Nel 1800, le casette “raggiunsero” anche il Regno Unito: Thomas Hardy le cita in “Jude l’oscuro”, che apparve sotto forma di romanzo nel 1895, mentre nel ricettario “Dinner With Dickens: Recipes Inspired by the Life and Work of Charles Dickens”, uscito non molti anni orsono, la casetta di pan di zenzero è inclusa tra i dolci associati alla vita e all’opera di Dickens.

 

 

Oggi, a Norimberga vengono prodotte annualmente più di 70 milioni di casette. La città tedesca può essere considerata la città simbolo di questo dolce natalizio, che ha ottenuto peraltro il marchio IGP (Indicazione Geografica Protetta).
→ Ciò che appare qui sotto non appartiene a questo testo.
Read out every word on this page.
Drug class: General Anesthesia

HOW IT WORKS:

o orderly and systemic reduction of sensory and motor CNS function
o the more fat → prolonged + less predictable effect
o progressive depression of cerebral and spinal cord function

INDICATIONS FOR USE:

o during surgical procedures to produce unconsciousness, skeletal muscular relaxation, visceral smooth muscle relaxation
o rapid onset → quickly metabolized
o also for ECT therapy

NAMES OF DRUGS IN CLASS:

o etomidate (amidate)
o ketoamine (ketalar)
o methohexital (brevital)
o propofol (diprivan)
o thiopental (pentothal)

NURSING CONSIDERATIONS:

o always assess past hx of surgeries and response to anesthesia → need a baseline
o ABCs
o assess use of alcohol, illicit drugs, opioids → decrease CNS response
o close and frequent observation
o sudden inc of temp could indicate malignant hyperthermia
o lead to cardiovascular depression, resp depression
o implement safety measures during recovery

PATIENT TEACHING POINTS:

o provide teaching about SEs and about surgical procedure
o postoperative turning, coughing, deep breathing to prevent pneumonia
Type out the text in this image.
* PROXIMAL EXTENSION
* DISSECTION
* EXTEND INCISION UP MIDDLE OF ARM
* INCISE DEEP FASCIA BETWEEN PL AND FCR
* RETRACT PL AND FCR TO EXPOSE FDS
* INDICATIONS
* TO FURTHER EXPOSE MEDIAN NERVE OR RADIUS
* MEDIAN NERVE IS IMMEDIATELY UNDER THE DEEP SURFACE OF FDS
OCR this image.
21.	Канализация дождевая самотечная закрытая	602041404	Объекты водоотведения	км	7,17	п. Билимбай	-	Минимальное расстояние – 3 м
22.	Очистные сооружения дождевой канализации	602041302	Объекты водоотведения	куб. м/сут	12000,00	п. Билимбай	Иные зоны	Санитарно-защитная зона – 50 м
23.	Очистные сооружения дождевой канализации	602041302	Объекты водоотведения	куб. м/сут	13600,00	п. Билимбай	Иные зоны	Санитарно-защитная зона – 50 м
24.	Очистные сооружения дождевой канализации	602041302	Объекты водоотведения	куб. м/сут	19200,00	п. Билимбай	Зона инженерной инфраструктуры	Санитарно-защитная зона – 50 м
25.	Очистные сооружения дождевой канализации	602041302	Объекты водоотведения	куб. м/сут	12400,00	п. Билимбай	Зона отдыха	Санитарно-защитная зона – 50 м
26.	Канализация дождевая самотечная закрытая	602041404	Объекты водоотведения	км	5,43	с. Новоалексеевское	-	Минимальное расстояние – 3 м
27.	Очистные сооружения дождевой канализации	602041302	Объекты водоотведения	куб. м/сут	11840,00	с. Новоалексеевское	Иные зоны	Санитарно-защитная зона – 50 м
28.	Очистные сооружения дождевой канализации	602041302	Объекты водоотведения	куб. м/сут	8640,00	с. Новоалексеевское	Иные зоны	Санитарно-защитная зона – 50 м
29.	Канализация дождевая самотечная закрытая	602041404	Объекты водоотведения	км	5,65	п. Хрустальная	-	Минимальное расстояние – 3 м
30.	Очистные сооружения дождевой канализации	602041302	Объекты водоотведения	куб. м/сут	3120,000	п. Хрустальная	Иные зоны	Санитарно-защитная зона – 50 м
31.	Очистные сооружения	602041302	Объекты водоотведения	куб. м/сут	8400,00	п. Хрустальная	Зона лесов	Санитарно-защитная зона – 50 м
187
Tuttavia, la gingerbread house rientra a pieno titolo anche tra le tradizioni natalizie del Nord Europa: il pan di zenzero, ricco di calorie, è un valido aiuto per contrastare le temperature polari della penisola scandinava. Nei paesi in cui la casetta è diffusa, inoltre, la tipicità gioca un ruolo molto importante. In famiglia, nei giorni che precedono il Natale, ci si riunisce tutti insieme per preparare il dolce; in Germania è possibile trovarlo in ogni mercatino nel periodo delle festività. In Svezia, la ricorrenza di Santa Lucia coincide con l’inizio della preparazione delle casette. In determinati luoghi vengono creati dei maestosi villaggi al pan di zenzero: il più grande a livello mondiale è Pepperkakebyen, costruito in Norvegia dagli abitanti di Bergen; notevoli e molto conosciuti sono anche Gingertown, la città di pan di zenzero realizzata a Washington, e il villaggio dell’ Hotel Marriott Marquis di New York, che contiene persino un treno.